Compute probability last passenger gets own seat
Company: Schonfeld
Role: Data Scientist
Category: Coding & Algorithms
Difficulty: medium
Interview Round: Take-home Project
There are 100 passengers boarding a plane with 100 seats, numbered 1 to 100. Passenger `i` (for 1 ≤ i ≤ 100) has a ticket for seat `i`.
The boarding process is as follows:
1. Passenger 1 is drunk and ignores the seat assignment. They choose **one of the 100 seats uniformly at random** and sit there.
2. For each subsequent passenger `k` from 2 to 100:
- If seat `k` (their assigned seat) is still empty, they sit in seat `k`.
- Otherwise (if their assigned seat is already occupied), they choose **uniformly at random** from all the remaining empty seats and sit in one of those.
You are passenger 100. What is the probability that you end up sitting in your **own assigned seat** (seat 100)?
Give the final probability as a simplified fraction or decimal.
Quick Answer: This question evaluates a candidate's understanding of probability theory, combinatorics, and reasoning about sequential random processes, with emphasis on symmetry and conditional dependence.
There are `n` passengers boarding a plane with `n` seats, numbered `1` to `n`. Passenger `i` holds a ticket for seat `i`.
Boarding proceeds in order:
1. **Passenger 1 is drunk** and ignores the seat assignment, choosing one of the `n` seats **uniformly at random**.
2. For each subsequent passenger `k` (from `2` to `n`):
- If their assigned seat `k` is still empty, they sit in seat `k`.
- Otherwise, they choose **uniformly at random** among all remaining empty seats.
Return the probability that the **last** passenger (passenger `n`) ends up in their **own** assigned seat (seat `n`), as a floating-point number.
This is the classic "lost boarding pass" / Green Book puzzle. Implement it as an exact computation (not a Monte-Carlo estimate) so the answer is deterministic.
**Examples:**
- `n = 1` -> `1.0` (the only passenger must sit in seat 1)
- `n = 2` -> `0.5`
- `n = 100` -> `0.5`
**Hint about the math:** Let `p(m)` be the probability for an `m`-passenger instance. The first disruptor picks uniformly among `m` seats. With probability `1/m` they take seat 1 (last passenger surely succeeds); with probability `1/m` they take seat `m` (last passenger surely fails); otherwise, for a seat `j` with `2 <= j <= m-1`, passenger `j` becomes the new disruptor over `m - j + 1` relevant seats, contributing `p(m - j + 1)`.
Constraints
- 0 <= n <= 100000 (use exact rational arithmetic or the closed form to stay deterministic)
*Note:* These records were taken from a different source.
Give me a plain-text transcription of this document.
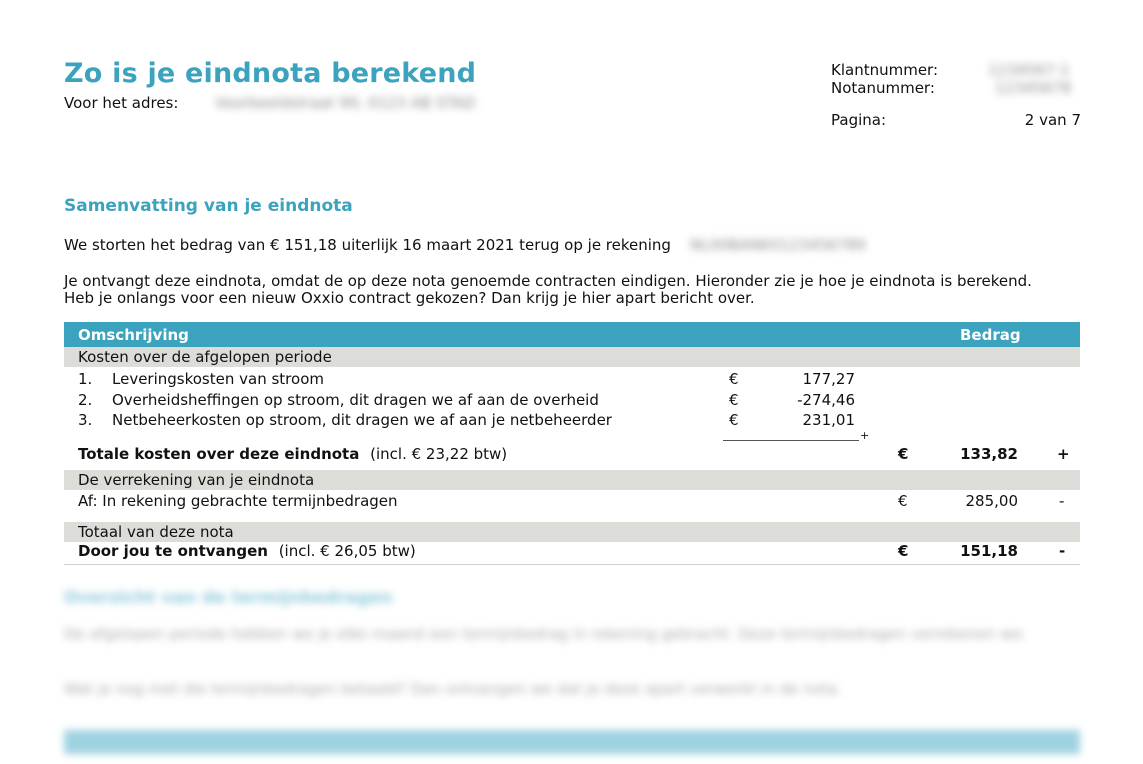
Zo is je eindnota berekend
Voor het adres: Voorbeeldstraat 99, 0123 AB STAD
Klantnummer:	1234567-1
Notanummer:	12345678
Pagina:	2 van 7
Samenvatting van je eindnota
We storten het bedrag van € 151,18 uiterlijk 16 maart 2021 terug op je rekening NL00BANK0123456789
Je ontvangt deze eindnota, omdat de op deze nota genoemde contracten eindigen. Hieronder zie je hoe je eindnota is berekend.
Heb je onlangs voor een nieuw Oxxio contract gekozen? Dan krijg je hier apart bericht over.
Omschrijving	Bedrag
Kosten over de afgelopen periode
1. Leveringskosten van stroom	€	177,27
2. Overheidsheffingen op stroom, dit dragen we af aan de overheid	€	-274,46
3. Netbeheerkosten op stroom, dit dragen we af aan je netbeheerder	€	231,01
+
Totale kosten over deze eindnota (incl. € 23,22 btw)	€	133,82	+
De verrekening van je eindnota
Af: In rekening gebrachte termijnbedragen	€	285,00	-
Totaal van deze nota
Door jou te ontvangen (incl. € 26,05 btw)	€	151,18	-
Overzicht van de termijnbedragen
De afgelopen periode hebben we je elke maand een termijnbedrag in rekening gebracht. Deze termijnbedragen verrekenen we.
Wat je nog met die termijnbedragen betaald? Dan ontvangen we dat je deze apart verwerkt in de nota.
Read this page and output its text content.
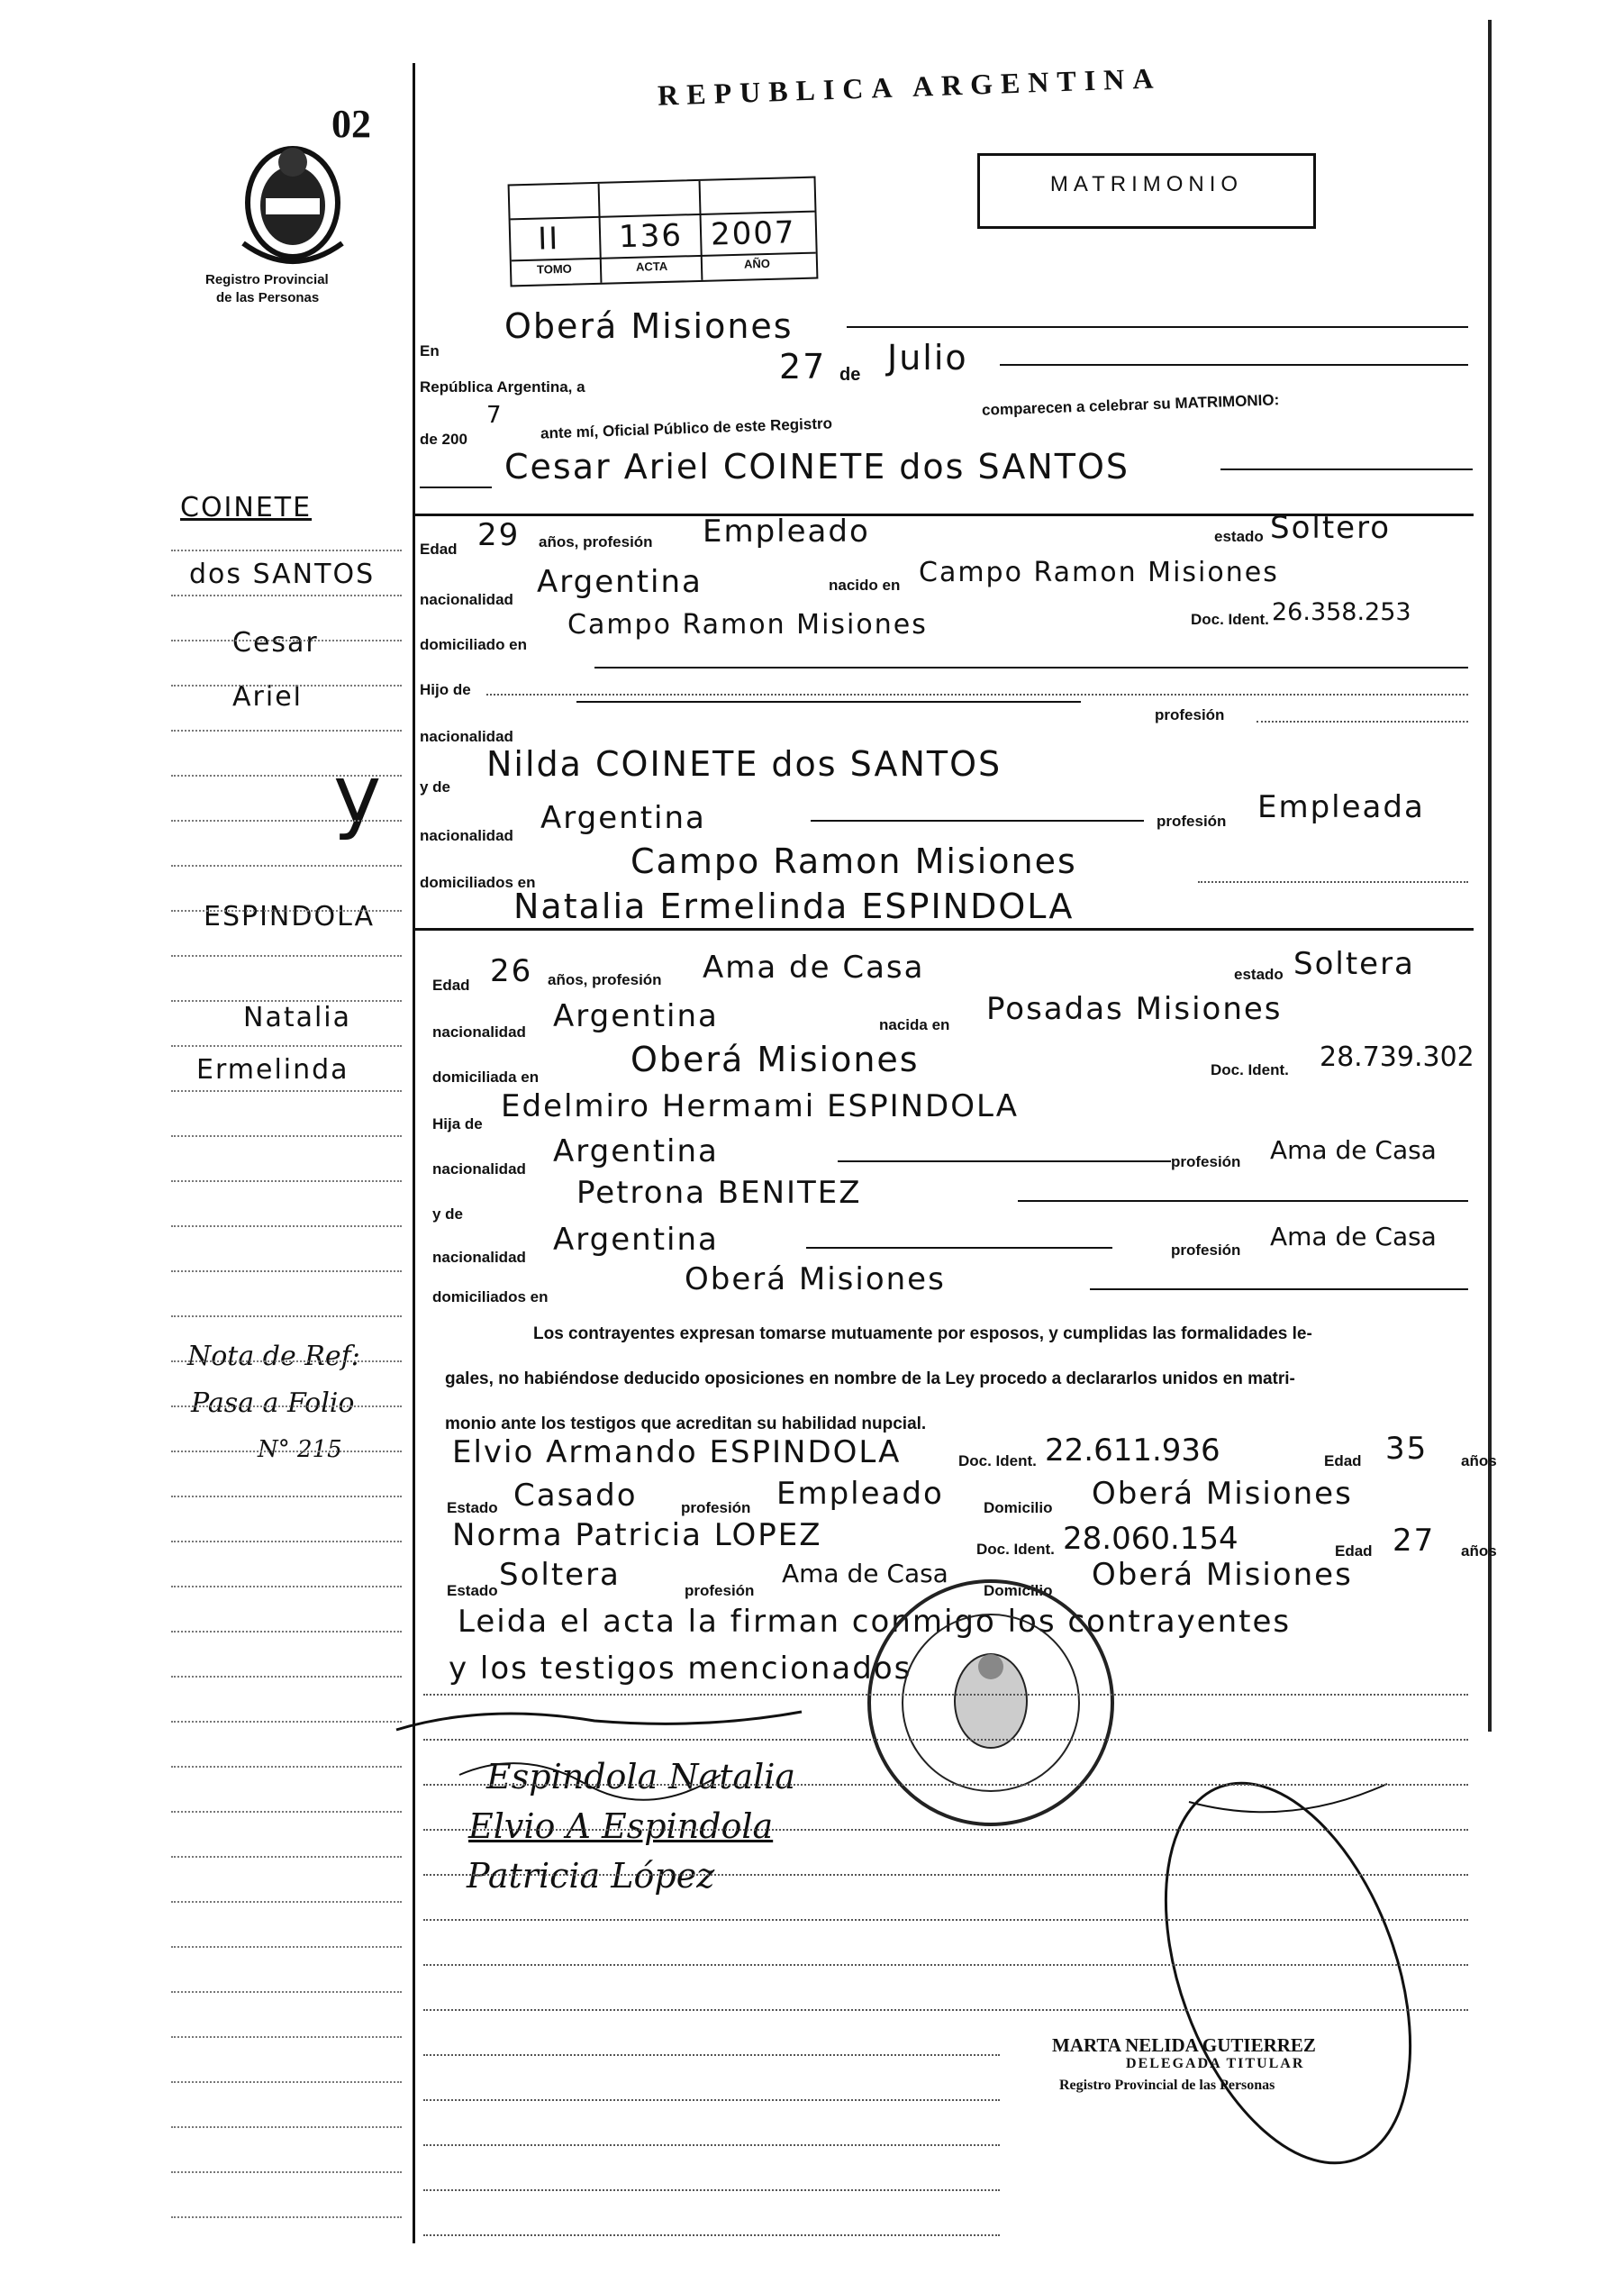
02
Registro Provincial
de las Personas
REPUBLICA ARGENTINA
MATRIMONIO
II 136 2007
TOMO	ACTA	AÑO
En
Oberá Misiones
República Argentina, a
27 de Julio
de 200
7 ante mí, Oficial Público de este Registro
comparecen a celebrar su MATRIMONIO:
Cesar Ariel COINETE dos SANTOS
Edad 29 años, profesión Empleado	estado Soltero
nacionalidad Argentina	nacido en Campo Ramon Misiones
domiciliado en
Campo Ramon Misiones	Doc. Ident. 26.358.253
Hijo de
nacionalidad
profesión
y de
Nilda COINETE dos SANTOS
nacionalidad Argentina	profesión Empleada
domiciliados en
Campo Ramon Misiones
Natalia Ermelinda ESPINDOLA
Edad 26 años, profesión Ama de Casa	estado Soltera
nacionalidad Argentina	nacida en Posadas Misiones
domiciliada en	Oberá Misiones	Doc. Ident. 28.739.302
Hija de Edelmiro Hermami ESPINDOLA
nacionalidad Argentina	profesión Ama de Casa
y de
Petrona BENITEZ
nacionalidad Argentina	profesión Ama de Casa
domiciliados en	Oberá Misiones
Los contrayentes expresan tomarse mutuamente por esposos, y cumplidas las formalidades le-
gales, no habiéndose deducido oposiciones en nombre de la Ley procedo a declararlos unidos en matri-
monio ante los testigos que acreditan su habilidad nupcial.
Elvio Armando ESPINDOLA	Doc. Ident. 22.611.936	Edad 35 años
Estado Casado	profesión Empleado	Domicilio Oberá Misiones
Norma Patricia LOPEZ	Doc. Ident. 28.060.154	Edad 27 años
Estado Soltera	profesión
Ama de Casa
Domicilio Oberá Misiones
Leida el acta la firman conmigo los contrayentes
y los testigos mencionados
COINETE
dos SANTOS
Cesar
Ariel
y
ESPINDOLA
Natalia
Ermelinda
Nota de Ref:
Pasa a Folio
N° 215
Espindola Natalia
Elvio A Espindola
Patricia López
MARTA NELIDA GUTIERREZ
DELEGADA TITULAR
Registro Provincial de las Personas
- Return a float; for n >= 2 the exact answer is 0.5
- n = 1 returns 1.0; n <= 0 returns 0.0 by convention
Examples
Input: (1,)
Expected Output: 1.0
Explanation: Only one passenger and one seat; passenger 1 must sit in seat 1.
Input: (2,)
Expected Output: 0.5
Explanation: The drunk passenger sits in seat 1 or seat 2 with equal probability; the last passenger gets their own seat only in the former case.
Input: (3,)
Expected Output: 0.5
Explanation: Enumerating all boarding outcomes gives the last passenger their own seat exactly half the time.
Input: (10,)
Expected Output: 0.5
Explanation: By the symmetry of the recurrence, the probability is 1/2 for any n >= 2.
Input: (100,)
Expected Output: 0.5
Explanation: The original problem: 100 passengers, drunk first passenger; the last passenger gets seat 100 with probability 1/2.
Input: (0,)
Expected Output: 0.0
Explanation: Degenerate empty case: there is no last passenger, so the probability is defined as 0.0.
Hints
- Think recursively about who the current 'disruptor' is. After passenger 1 sits randomly, every later passenger either finds their own seat free or becomes a new disruptor.
- The outcome for the last passenger is decided the moment a disruptor sits in either seat 1 (success) or seat n (failure) — by symmetry these two are equally likely.
- Set up p(1) = 1 and p(m) = 1/m + sum over middle seats of (1/m) * p(m - j + 1), then notice the result collapses to 1/2 for every m >= 2.